By Tracy Wahl
The hospital lobby in Trinidad has an incredible mural designed by a nun. It shows the history of the town of 10,000 people where I have been living for the last two years. One day, when I was waiting in the lobby for something routine, I noticed the huge mosaic of tiles spreading from one side of the wall to the other. I started Googling away and found that it was hung in 1979. The artist was a nun, Sister Augusta Zimmer, from the Sisters of Charity in Cincinnati. It’s a 2,000-pound ceramic mural, constructed in pieces. It’s so heavy that the wall was reinforced so it could hold the weight of the ceramic tiles.
I posted a picture on one of the Trinidad Facebook groups and next thing I know someone has responded, “I helped to hang that mural!” I messaged him and said let’s connect.
When I first moved here after leaving Phoenix, Arizona, I had left a job that just didn’t fit. And the weather didn’t fit either. The weather in the summer was, as I have now said over and over again, well, it was just unlivable.
So when I prepared to move back home to Colorado, I was drawn to Trinidad for the combination of arts community with deep sense of history tied back to the coal miners who once filled these streets. I started writing for the local paper — writing dozens of profiles, essays, and news pieces in the months before COVID struck. I started reporting for the local public radio station.
It turned out the guy who responded to my query about the mural on Facebook had been head of the art department at Trinidad State Junior College decades ago when he got a call that Sister Zimmer needed some help to hang the dozens of ceramic blocks that made up the mural. Inspired, he decided to teach his students how to do similar mosaic projects. Those murals now grace the campus of the college.

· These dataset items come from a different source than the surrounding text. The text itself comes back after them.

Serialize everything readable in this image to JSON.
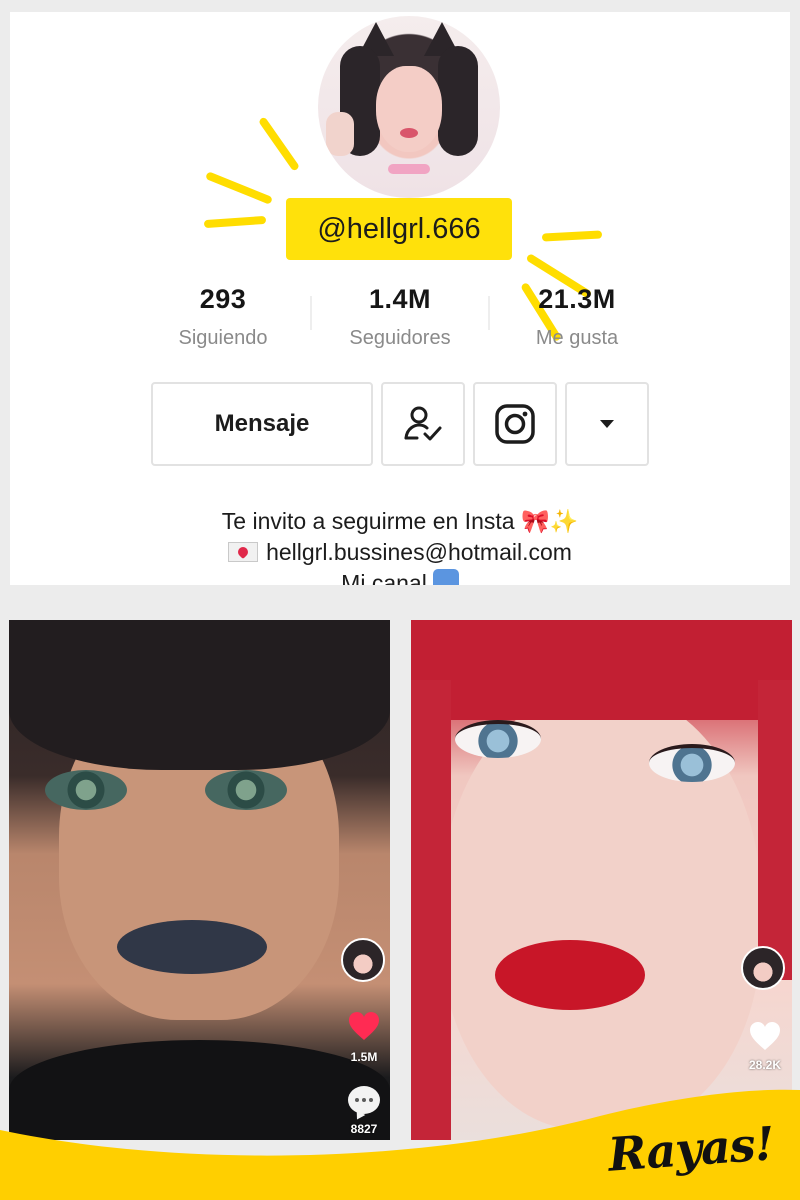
{
  "profile": {
    "handle": "@hellgrl.666",
    "stats": [
      {
        "value": "293",
        "label": "Siguiendo"
      },
      {
        "value": "1.4M",
        "label": "Seguidores"
      },
      {
        "value": "21.3M",
        "label": "Me gusta"
      }
    ],
    "buttons": {
      "message_label": "Mensaje",
      "follow_icon": "user-check-icon",
      "instagram_icon": "instagram-icon",
      "more_icon": "dropdown-caret-icon"
    },
    "bio": {
      "line1": "Te invito a seguirme en Insta 🎀✨",
      "line2": "hellgrl.bussines@hotmail.com",
      "line3": "Mi canal"
    }
  },
  "videos": [
    {
      "likes": "1.5M",
      "comments": "8827",
      "liked": true
    },
    {
      "likes": "28.2K",
      "liked": false
    }
  ],
  "branding": {
    "logo": "Rayas!",
    "accent": "#ffdd00",
    "band_color": "#ffcf00",
    "like_color": "#ff2b53"
  }
}
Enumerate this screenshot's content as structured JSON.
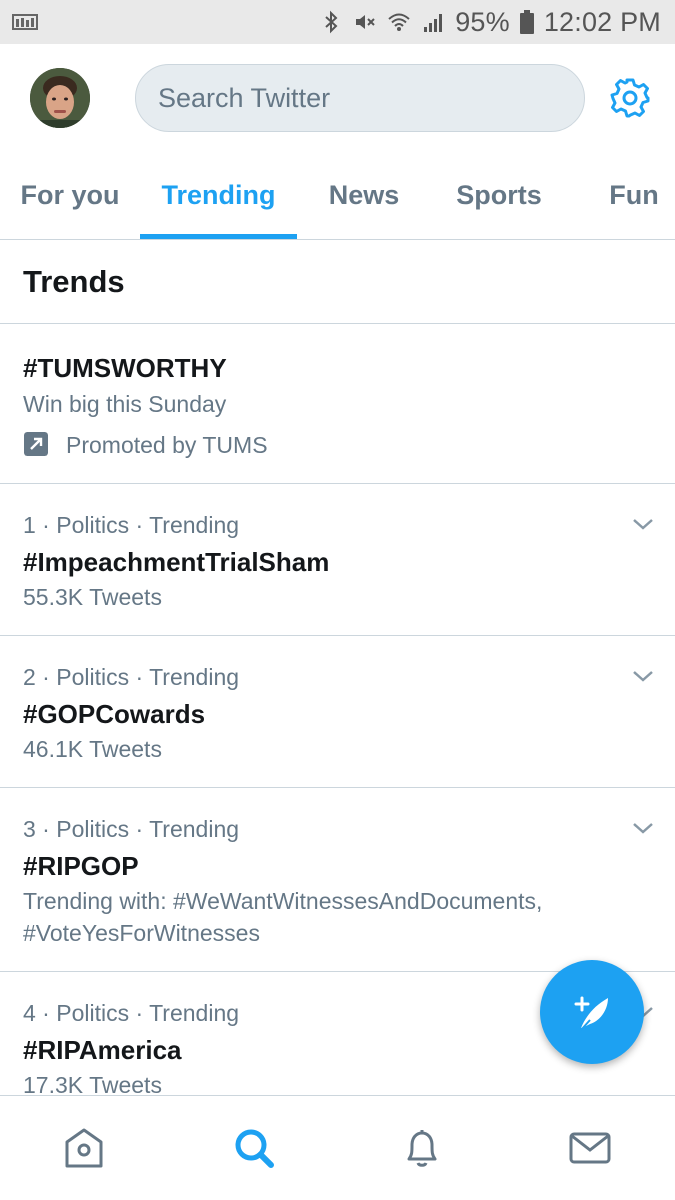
{
  "status_bar": {
    "battery": "95%",
    "time": "12:02 PM"
  },
  "header": {
    "search_placeholder": "Search Twitter"
  },
  "tabs": [
    {
      "label": "For you"
    },
    {
      "label": "Trending",
      "active": true
    },
    {
      "label": "News"
    },
    {
      "label": "Sports"
    },
    {
      "label": "Fun"
    }
  ],
  "trends_title": "Trends",
  "promoted": {
    "name": "#TUMSWORTHY",
    "description": "Win big this Sunday",
    "promoted_by": "Promoted by TUMS"
  },
  "trends": [
    {
      "meta": "1 · Politics · Trending",
      "name": "#ImpeachmentTrialSham",
      "count": "55.3K Tweets"
    },
    {
      "meta": "2 · Politics · Trending",
      "name": "#GOPCowards",
      "count": "46.1K Tweets"
    },
    {
      "meta": "3 · Politics · Trending",
      "name": "#RIPGOP",
      "count_line1": "Trending with: #WeWantWitnessesAndDocuments,",
      "count_line2": "#VoteYesForWitnesses"
    },
    {
      "meta": "4 · Politics · Trending",
      "name": "#RIPAmerica",
      "count": "17.3K Tweets"
    }
  ],
  "colors": {
    "accent": "#1da1f2",
    "secondary_text": "#657786",
    "primary_text": "#14171a",
    "divider": "#ccd6dd"
  },
  "icons": {
    "nav": [
      "home-icon",
      "search-icon",
      "notifications-icon",
      "messages-icon"
    ],
    "fab": "compose-tweet-icon",
    "settings": "gear-icon"
  }
}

That same day I was walking down Main Street and was looking at a picture window display at one of the local galleries. A man whom I recognized from the school board meeting I had covered for the paper was standing next to me. His wife and he also own the local Hallmark card store next to the picture window where we stood. We were looking at a wonderful sculpture made of nuts and bolts and other metal parts.
“The guy who did that sculpture is a police officer,” he told me.
Cool, I replied, saying that I had always wanted to learn to weld. Well, he said, there is a welding class at the local community college and, in fact, the person you need to call to find out more is married to the police officer who made that sculpture. Small world. Actually, small Trinidad world.
About the time I moved here, a friend gave me a piece of pottery. It was curvy and undulating, a bowl but also a cloud shape.
A few months later I took a pottery class. The teacher had taught the woman who made the bowl. That’s just the way it works here. The fabric of the place is interwoven with art.
Two years later, I have completed dozens of paintings, many of which hang in the co-op downtown. Before moving here, while working at NPR in Washington D.C., I had taken several continuing education art classes while I worked the overnight. I’d go to class from 6 pm to 10 pm and then drive to work at midnight. Even though I had taken several of these classes, I had never had one of my paintings professionally framed and displayed in a gallery — that is, until I moved to Trinidad.
Now, I had.
It was in no small part thanks to my amazing painting teacher, and my high school boyfriend whom I had reconnected with. But it is also partly thanks to this place that is so layered with artists.
One day I was working at the art co-op (as part of our membership we all agree to work a few hours a month) and a fellow artist came in and walked up to one of my paintings. They are mostly of local geologic landmarks and scenic views.
“My grandparents live right behind this hill, and I grew up seeing that,” he told me. I got a little thrill.